Potential mechanisms for expression of type III CD38. Left, translation begins in the cytosolic ribosomes. Binding of the SRPs to the signal sequence of the nascent polypeptide directs it to the translocation complex in the ER. The positive charges of the nascent polypeptide interact with the complex and result in folding of the polypeptide. Subsequent exit from the side channel of the complex results in type II insertion into the ER membrane (left). Middle, kinases are known to associate with the ribosomes, and the phosphorylation of the nascent polypeptide can reduce its charge interaction with the translocation complex and thus the folding of the polypeptide, resulting in the type III orientation. The lipid content of the ER can also modulate the membrane orientation of CD38, as is observed in bacteria. Right, chaperones such as Hsp70 or Ssa1 can bind to the hydrophobic segment of the nascent polypeptide and, through the Sec63 complex, direct its insertion into the ER membrane in the type III orientation via the translocation complex.

Figure 5.

The CD38/cADPR/NAADP-signaling pathway. Type III CD38, present in the ER and plasma membrane, cyclizes cytosolic NAD to produce cellular cADPR (PDB entry 2O3Q), which targets the ryanodine receptor in the ER and releases Ca²⁺ from the store. The activity of the type III CD38 is modulated by CIB1, a Ca²⁺-binding regulator.
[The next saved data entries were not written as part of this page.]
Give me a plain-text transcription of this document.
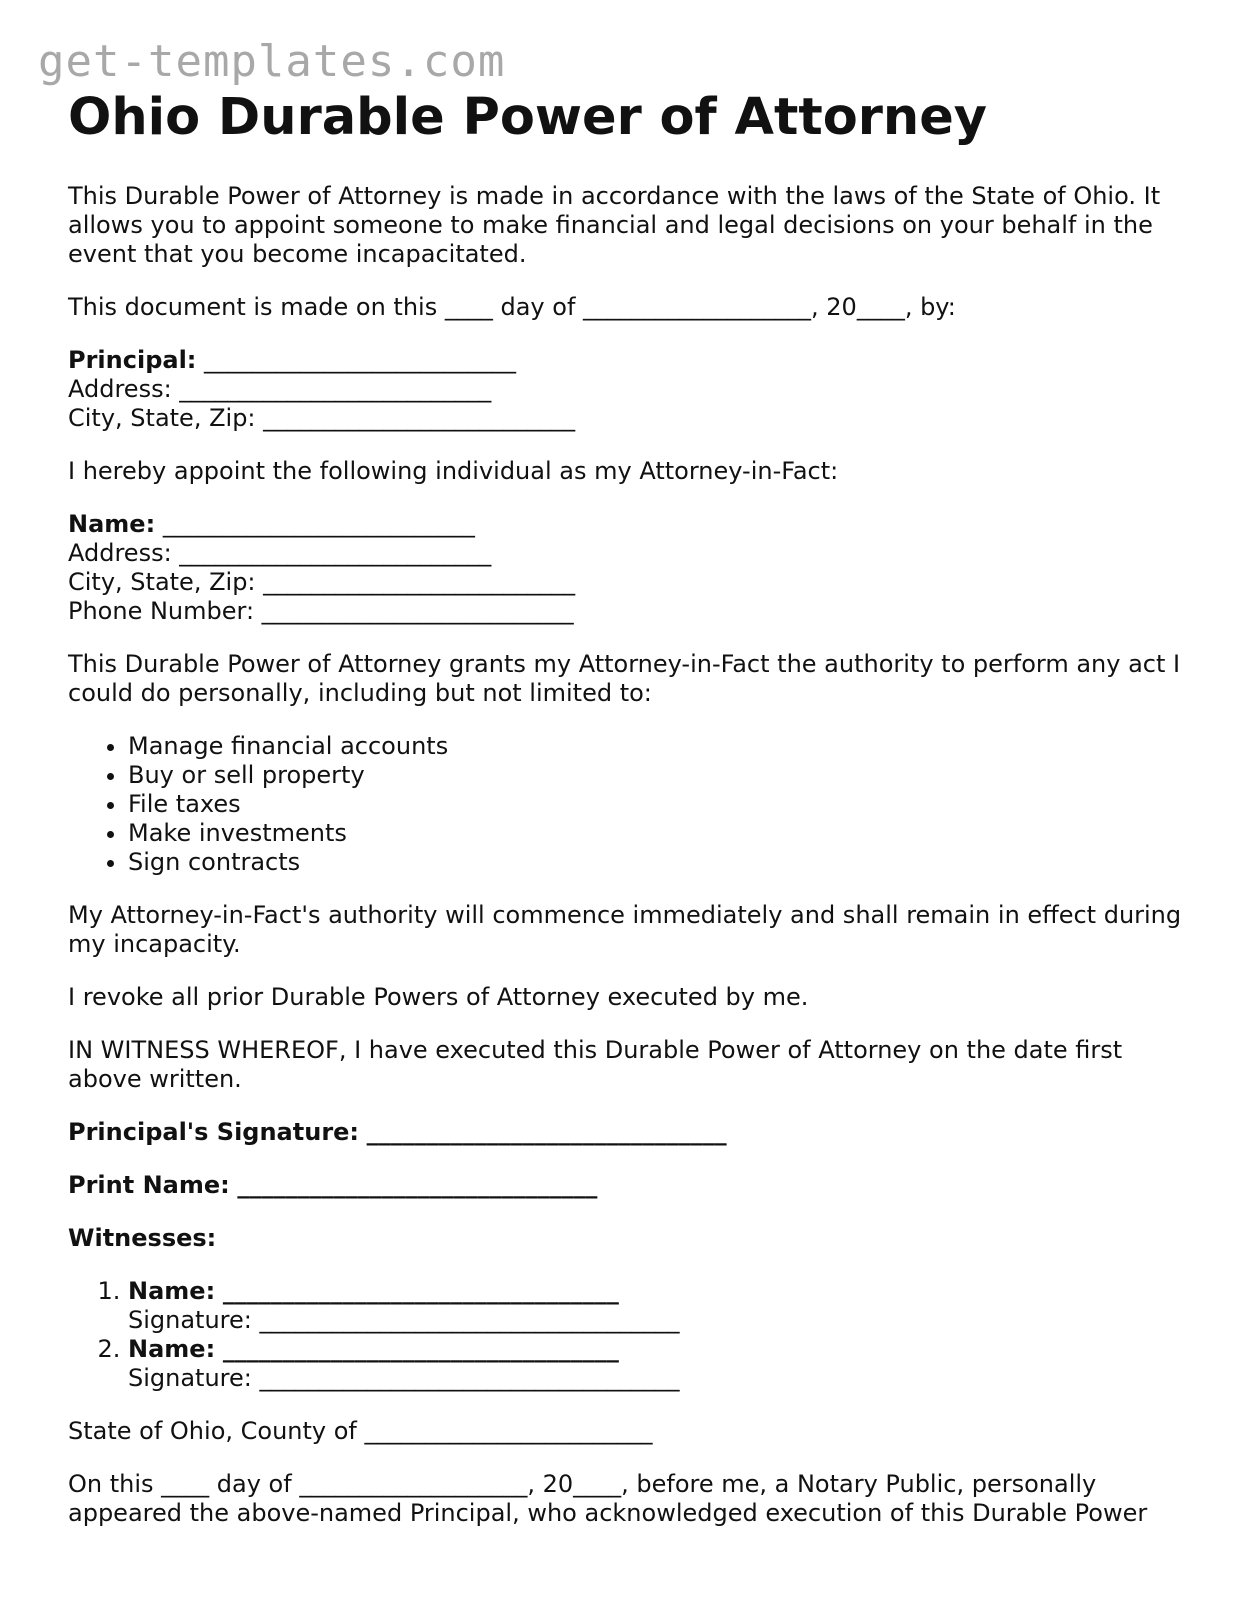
get-templates.com
Ohio Durable Power of Attorney

This Durable Power of Attorney is made in accordance with the laws of the State of Ohio. It allows you to appoint someone to make financial and legal decisions on your behalf in the event that you become incapacitated.

This document is made on this ____ day of ___________________, 20____, by:

Principal: __________________________
Address: __________________________
City, State, Zip: __________________________

I hereby appoint the following individual as my Attorney-in-Fact:

Name: __________________________
Address: __________________________
City, State, Zip: __________________________
Phone Number: __________________________

This Durable Power of Attorney grants my Attorney-in-Fact the authority to perform any act I could do personally, including but not limited to:

• Manage financial accounts
• Buy or sell property
• File taxes
• Make investments
• Sign contracts

My Attorney-in-Fact's authority will commence immediately and shall remain in effect during my incapacity.

I revoke all prior Durable Powers of Attorney executed by me.

IN WITNESS WHEREOF, I have executed this Durable Power of Attorney on the date first above written.

Principal's Signature: ______________________________

Print Name: ______________________________

Witnesses:

1. Name: _________________________________
Signature: ___________________________________
2. Name: _________________________________
Signature: ___________________________________

State of Ohio, County of ________________________

On this ____ day of ___________________, 20____, before me, a Notary Public, personally appeared the above-named Principal, who acknowledged execution of this Durable Power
Type II CD38 is expressed on the cell surface and can be internalized through endocytosis to the endolysosomes, where the acidic lumen is conducive for NAADP production. Transporters internalized together with the type II CD38 facilitate the movement of NAADP (PDB entry 4F45) into the cytosol, where it targets Ca²⁺ channels, such as the two-pore channel, in the acidic Ca²⁺ stores. CZ48 (PDB entry 3ROM) is a mimetic of NMN and is cell-permeant. It induces dimerization and conformational changes in SARM1, releasing the catalytic TIR domain from the autoinhibition of the ARM domain. The amino segment of SARM1 is associated with the mitochondria, whereas the TIR is facing the cytosol. The activated SARM1 cyclizes NAD to produce cADPR in a manner similar to CD38.